Some advocates of self-directed learning are cautious about the use of badges, but not all are cautious for the same reason. Some see badges as elements of the larger concept of gamification. As such, they look at them as extrinsic incentives, something that potentially detracts from a vision of self-directed learning that includes learners who take responsibility for motivation and volition of one’s own learning. Others are concerned because badges focus upon displaying evidence of learning, where many self-directed learning advocates seek to amplify process over demonstrable product. The moment you start to focus upon assessment, testing, and credentialing; you risk having the tail wag the educational dog. The end is no longer learning but evidence of learning. That is like confusing a piece of priceless art with a certificate of authenticity or other forms of validating a piece of art.
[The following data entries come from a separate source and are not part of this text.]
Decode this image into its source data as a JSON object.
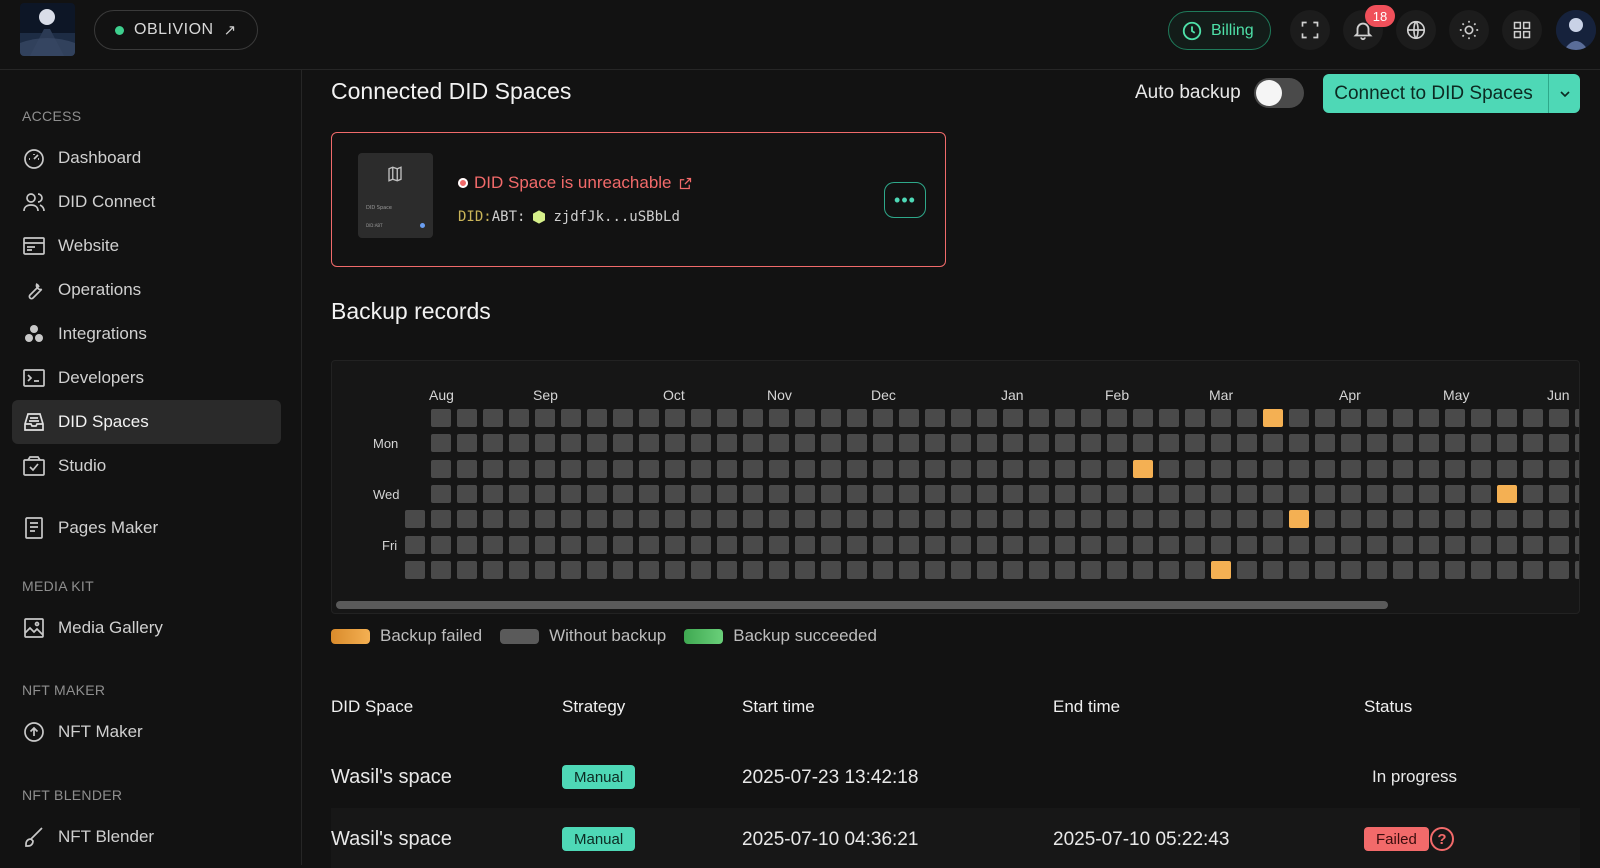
{
  "topbar": {
    "app_name": "OBLIVION",
    "billing_label": "Billing",
    "notification_count": "18"
  },
  "sidebar": {
    "sections": {
      "access": "ACCESS",
      "media_kit": "MEDIA KIT",
      "nft_maker": "NFT MAKER",
      "nft_blender": "NFT BLENDER"
    },
    "items": [
      {
        "label": "Dashboard",
        "icon": "dashboard-icon"
      },
      {
        "label": "DID Connect",
        "icon": "users-icon"
      },
      {
        "label": "Website",
        "icon": "browser-icon"
      },
      {
        "label": "Operations",
        "icon": "wrench-icon"
      },
      {
        "label": "Integrations",
        "icon": "integrations-icon"
      },
      {
        "label": "Developers",
        "icon": "terminal-icon"
      },
      {
        "label": "DID Spaces",
        "icon": "storage-icon",
        "active": true
      },
      {
        "label": "Studio",
        "icon": "studio-icon"
      },
      {
        "label": "Pages Maker",
        "icon": "pages-icon"
      },
      {
        "label": "Media Gallery",
        "icon": "gallery-icon"
      },
      {
        "label": "NFT Maker",
        "icon": "nft-maker-icon"
      },
      {
        "label": "NFT Blender",
        "icon": "brush-icon"
      }
    ]
  },
  "main": {
    "title": "Connected DID Spaces",
    "auto_backup_label": "Auto backup",
    "auto_backup_on": false,
    "connect_label": "Connect to DID Spaces",
    "space_card": {
      "status": "DID Space is unreachable",
      "did_prefix": "DID:",
      "did_chain": "ABT:",
      "did_value": "zjdfJk...uSBbLd",
      "thumb_label": "DID Space",
      "thumb_sub": "DID:ABT"
    },
    "backup_title": "Backup records",
    "heatmap": {
      "months": [
        "Aug",
        "Sep",
        "Oct",
        "Nov",
        "Dec",
        "Jan",
        "Feb",
        "Mar",
        "Apr",
        "May",
        "Jun"
      ],
      "weekday_labels": [
        "Mon",
        "Wed",
        "Fri"
      ],
      "failed_cells": [
        {
          "week": 33,
          "day": 0
        },
        {
          "week": 28,
          "day": 2
        },
        {
          "week": 42,
          "day": 3
        },
        {
          "week": 34,
          "day": 4
        },
        {
          "week": 31,
          "day": 6
        }
      ]
    },
    "legend": [
      {
        "label": "Backup failed",
        "color": "#f4b053"
      },
      {
        "label": "Without backup",
        "color": "#5a5a5a"
      },
      {
        "label": "Backup succeeded",
        "color": "#58c26a"
      }
    ],
    "table": {
      "headers": [
        "DID Space",
        "Strategy",
        "Start time",
        "End time",
        "Status"
      ],
      "rows": [
        {
          "space": "Wasil's space",
          "strategy": "Manual",
          "start": "2025-07-23 13:42:18",
          "end": "",
          "status": "In progress"
        },
        {
          "space": "Wasil's space",
          "strategy": "Manual",
          "start": "2025-07-10 04:36:21",
          "end": "2025-07-10 05:22:43",
          "status": "Failed"
        }
      ]
    }
  }
}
Proponents of mixing badges with self-directed learning might embrace that last analogy. A certificate of authenticity does nothing to take away from the art. Rather, it seeks to protect and validate its value to a broader audience. It bridges the world of artist with the realities of the art world and beyond. A certificate of authenticity has value because someone appreciates art that is authentic over that which is forged.
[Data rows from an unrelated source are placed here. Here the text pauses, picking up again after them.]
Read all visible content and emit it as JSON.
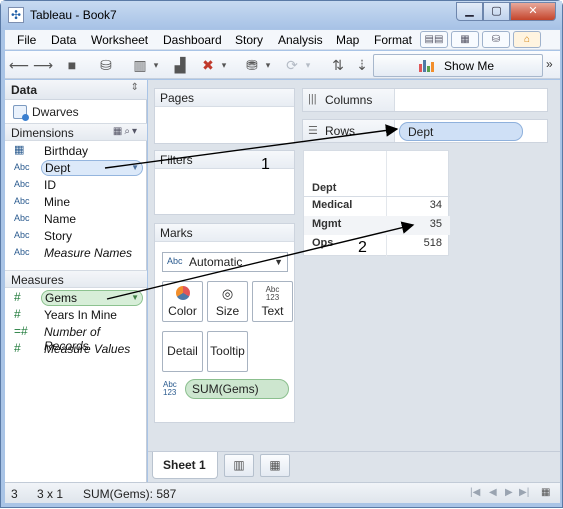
{
  "window": {
    "title": "Tableau - Book7"
  },
  "menu": [
    "File",
    "Data",
    "Worksheet",
    "Dashboard",
    "Story",
    "Analysis",
    "Map",
    "Format"
  ],
  "toolbar": {
    "show_me_label": "Show Me"
  },
  "data_pane": {
    "title": "Data",
    "datasource": "Dwarves",
    "dimensions_label": "Dimensions",
    "dimensions": [
      {
        "type": "date",
        "label": "Birthday"
      },
      {
        "type": "Abc",
        "label": "Dept"
      },
      {
        "type": "Abc",
        "label": "ID"
      },
      {
        "type": "Abc",
        "label": "Mine"
      },
      {
        "type": "Abc",
        "label": "Name"
      },
      {
        "type": "Abc",
        "label": "Story"
      },
      {
        "type": "Abc",
        "label": "Measure Names"
      }
    ],
    "measures_label": "Measures",
    "measures": [
      {
        "type": "#",
        "label": "Gems"
      },
      {
        "type": "#",
        "label": "Years In Mine"
      },
      {
        "type": "=#",
        "label": "Number of Records"
      },
      {
        "type": "#",
        "label": "Measure Values"
      }
    ]
  },
  "shelves": {
    "pages_label": "Pages",
    "filters_label": "Filters",
    "columns_label": "Columns",
    "rows_label": "Rows",
    "rows_pill": "Dept"
  },
  "marks": {
    "title": "Marks",
    "type_abc": "Abc",
    "type": "Automatic",
    "buttons": [
      "Color",
      "Size",
      "Text",
      "Detail",
      "Tooltip"
    ],
    "size_abc_top": "Abc",
    "size_abc_bottom": "123",
    "pill": "SUM(Gems)"
  },
  "viz": {
    "header": "Dept",
    "rows": [
      {
        "dept": "Medical",
        "value": "34"
      },
      {
        "dept": "Mgmt",
        "value": "35"
      },
      {
        "dept": "Ops",
        "value": "518"
      }
    ]
  },
  "sheets": {
    "active": "Sheet 1"
  },
  "status": {
    "marks": "3",
    "dims": "3 x 1",
    "sum": "SUM(Gems): 587"
  },
  "annotations": {
    "one": "1",
    "two": "2"
  },
  "colors": {
    "dimension_pill": "#cfe0f6",
    "measure_pill": "#cde6cf",
    "accent": "#2b5b8f"
  }
}
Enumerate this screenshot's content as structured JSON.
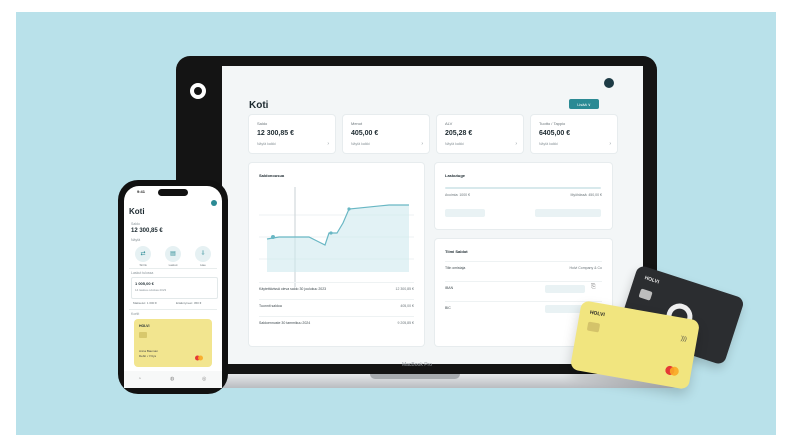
{
  "laptop": {
    "brand_label": "MacBook Pro",
    "page_title": "Koti",
    "top_button_label": "Lisää ∨",
    "kpis": [
      {
        "label": "Saldo",
        "value": "12 300,85 €",
        "sub": "Näytä kaikki"
      },
      {
        "label": "Menot",
        "value": "405,00 €",
        "sub": "Näytä kaikki"
      },
      {
        "label": "ALV",
        "value": "205,28 €",
        "sub": "Näytä kaikki"
      },
      {
        "label": "Tuotto / Tappio",
        "value": "6405,00 €",
        "sub": "Näytä kaikki"
      }
    ],
    "saldo_card": {
      "title": "Saldonousua",
      "rows": [
        {
          "label": "Käytettävissä oleva saldo 30 joulukuu 2023",
          "value": "12 300,85 €"
        },
        {
          "label": "Tuonnit saldoa",
          "value": "405,00 €"
        },
        {
          "label": "Saldoennuste 30 tammikuu 2024",
          "value": "9 205,85 €"
        }
      ]
    },
    "laskut_card": {
      "title": "Laskutuge",
      "left_text": "Avoimia: 1000 €",
      "right_text": "Myöhässä: 450,00 €"
    },
    "tiimi_card": {
      "title": "Tiimi Saldot",
      "rows": [
        {
          "label": "Tilin omistaja",
          "value": "Holvi Company & Co"
        },
        {
          "label": "IBAN",
          "value": ""
        },
        {
          "label": "BIC",
          "value": ""
        }
      ]
    }
  },
  "phone": {
    "time": "9:41",
    "title": "Koti",
    "saldo_label": "Saldo",
    "saldo_value": "12 300,85 €",
    "saldo_sub": "Näytä",
    "actions": [
      {
        "icon": "⇄",
        "label": "Siirrä"
      },
      {
        "icon": "▤",
        "label": "Laskut"
      },
      {
        "icon": "⇩",
        "label": "Hae"
      }
    ],
    "section_label": "Laskut tulossa",
    "box_value": "1 005,00 €",
    "box_sub": "14 laskua odottaa 2023",
    "mini_left": "Maksetut: 1 000 €",
    "mini_right": "Erääntyneet: 450 €",
    "cards_label": "Kortit",
    "card_brand": "HOLVI",
    "card_name": "Anna Bauman",
    "card_text": "Debit • Yritys",
    "tab_icons": [
      "◔",
      "◍",
      "◎"
    ]
  },
  "physical_cards": {
    "black_brand": "HOLVI",
    "yellow_brand": "HOLVI"
  }
}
What about the role of positive psychology? In a recent post, I argued that more of us in education might want to attend to initiatives like the KIPP school’s focus on character strengths, recognizing that there is more to a student’s formation than academic achievements, especially given the growing research around the importance of traits like grit, self-control, optimism and curiosity when it comes to preparing people for success in work, family, and society.

Right now, many in education recognize the importance of character strengths, but most learning organizations have yet to re-imagine education in a way that intentionally nurtures student development in these areas. Similarly, it is rarely argued that self-directed learning is undesirable. It is just that there is little room for nurturing self-directed learning in many existing school models; on the primary, secondary and tertiary levels. Character strengths are often commended, but they are less often nurtured. Educators are trained in teaching content more than mentoring students in character development and the capacity for self-directed learning. Even amid the recognition that these are important conversations, the national (and international) conversation in education remains largely focused upon academic standards.
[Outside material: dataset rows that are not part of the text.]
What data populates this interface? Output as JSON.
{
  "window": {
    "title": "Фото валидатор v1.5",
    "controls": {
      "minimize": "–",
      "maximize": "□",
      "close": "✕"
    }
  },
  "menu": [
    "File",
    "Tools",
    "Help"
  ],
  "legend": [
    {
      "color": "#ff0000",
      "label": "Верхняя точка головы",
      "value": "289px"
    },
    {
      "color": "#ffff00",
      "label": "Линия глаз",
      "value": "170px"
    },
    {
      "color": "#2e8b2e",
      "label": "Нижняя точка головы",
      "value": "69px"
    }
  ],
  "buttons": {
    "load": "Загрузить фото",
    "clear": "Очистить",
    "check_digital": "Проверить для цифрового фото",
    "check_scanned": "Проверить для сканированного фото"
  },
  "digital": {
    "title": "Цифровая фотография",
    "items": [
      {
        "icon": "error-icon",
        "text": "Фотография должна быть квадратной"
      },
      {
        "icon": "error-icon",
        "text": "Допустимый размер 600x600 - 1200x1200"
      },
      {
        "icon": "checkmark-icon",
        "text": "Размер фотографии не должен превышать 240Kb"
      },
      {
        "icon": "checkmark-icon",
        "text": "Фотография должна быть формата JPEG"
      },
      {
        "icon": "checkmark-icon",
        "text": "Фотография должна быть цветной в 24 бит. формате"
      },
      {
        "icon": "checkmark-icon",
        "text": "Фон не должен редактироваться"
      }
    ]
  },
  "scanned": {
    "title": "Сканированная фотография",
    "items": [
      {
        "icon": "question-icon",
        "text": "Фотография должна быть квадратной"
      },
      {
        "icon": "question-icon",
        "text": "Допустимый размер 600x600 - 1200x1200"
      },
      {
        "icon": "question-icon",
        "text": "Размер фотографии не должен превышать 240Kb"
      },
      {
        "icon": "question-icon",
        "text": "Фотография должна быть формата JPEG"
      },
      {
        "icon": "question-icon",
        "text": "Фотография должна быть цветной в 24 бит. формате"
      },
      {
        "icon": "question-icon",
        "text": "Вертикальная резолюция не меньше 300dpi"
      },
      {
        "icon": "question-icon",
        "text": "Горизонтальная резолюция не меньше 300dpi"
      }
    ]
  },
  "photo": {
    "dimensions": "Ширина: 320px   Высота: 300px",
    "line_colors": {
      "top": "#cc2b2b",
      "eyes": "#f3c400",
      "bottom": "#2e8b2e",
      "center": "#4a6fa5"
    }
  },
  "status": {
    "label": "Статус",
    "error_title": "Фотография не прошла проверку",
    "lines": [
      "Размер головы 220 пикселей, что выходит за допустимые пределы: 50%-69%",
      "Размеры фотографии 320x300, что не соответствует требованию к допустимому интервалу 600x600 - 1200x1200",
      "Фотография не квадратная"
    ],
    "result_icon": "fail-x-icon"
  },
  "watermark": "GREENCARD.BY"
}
It doesn’t have to be this way. There are a growing number of learning organizations grappling with new ways of thinking about teaching and learning. What are the essentials of getting the most from the affordances of life in a connected world? Without attention to character strengths and self-directed learning, we risk perpetuating a new form of digital divide, one that is not determined by access but by the core skills and mindsets necessary to capitalize upon life and learning in a connected world. Yet, we also want to find ways to recognize student development and progress. It is amid this conversation that I’m beginning to see connections between the open badge movement, the longstanding but expanding conversation around self-directed learning, and the growing body of literature coming from positive psychology. Could it be that these three distinct conversations can blend to give us new and promising visions for education in a connected world?